Of course, going to sleep because of boredom is usually not a healthy habit. However, there are valid and healthy reasons that a mentally and physically healthy adult may nap during the day, and a nap can be very beneficial for mental and physical health. A nap is not necessarily the product of boredom, but can be a constructive activity in many different instances. A mother can benefit greatly from some shut eye during the day, even if she’s not waking up for a newborn during the night, so that she can feel ready to greet her children with a smile when they come home. In addition, women are encouraged to take some time for themselves, so they should be able continue giving. For men, a nap during bein hasedorim can do wonders to refresh the thinking capacity of a kollel student. Some business men and women find a way to catch some sleep in their cubicles or offices so they can get a second wind.

Of course, not everyone has time for the luxury of a nap, and some people may view daytime napping individual as lazy, weak, or unproductive. However, saying that naps are a way to ease the pain of boredom should definitely not be said as a general statement. Especially if people might look down on themselves for doing something that helps them and their families be more productive, happy, healthy, and functional.

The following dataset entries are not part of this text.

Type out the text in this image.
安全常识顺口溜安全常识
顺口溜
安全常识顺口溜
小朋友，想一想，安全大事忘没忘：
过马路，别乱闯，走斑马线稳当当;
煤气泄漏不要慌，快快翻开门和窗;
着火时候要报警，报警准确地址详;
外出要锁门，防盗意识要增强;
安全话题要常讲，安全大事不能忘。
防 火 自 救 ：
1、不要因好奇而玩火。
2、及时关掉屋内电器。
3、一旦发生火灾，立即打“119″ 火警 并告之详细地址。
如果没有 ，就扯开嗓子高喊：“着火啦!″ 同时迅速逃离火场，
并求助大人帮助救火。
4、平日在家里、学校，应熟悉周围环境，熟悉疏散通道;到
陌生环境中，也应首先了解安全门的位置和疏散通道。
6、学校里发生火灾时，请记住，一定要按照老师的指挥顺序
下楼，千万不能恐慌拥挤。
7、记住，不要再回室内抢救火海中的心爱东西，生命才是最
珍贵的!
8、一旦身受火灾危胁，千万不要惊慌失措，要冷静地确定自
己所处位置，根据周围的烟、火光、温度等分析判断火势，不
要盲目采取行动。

Happy to take a daytime nap on the rare instance when my schedule allows it!

A busy wife and mother in Lakewood, NJ

Sarah Chana Radcliffe responds:

Of course if a woman needs a nap so that she can continue to have energy in the evening for her “second shift” of work, that is a different matter. Similarly, shift workers and people who are up at night with babies or for other reasons, will need daytime naps to supplement their sleep needs. The unhealthy nap I was referring to was not for energy; it was for escape.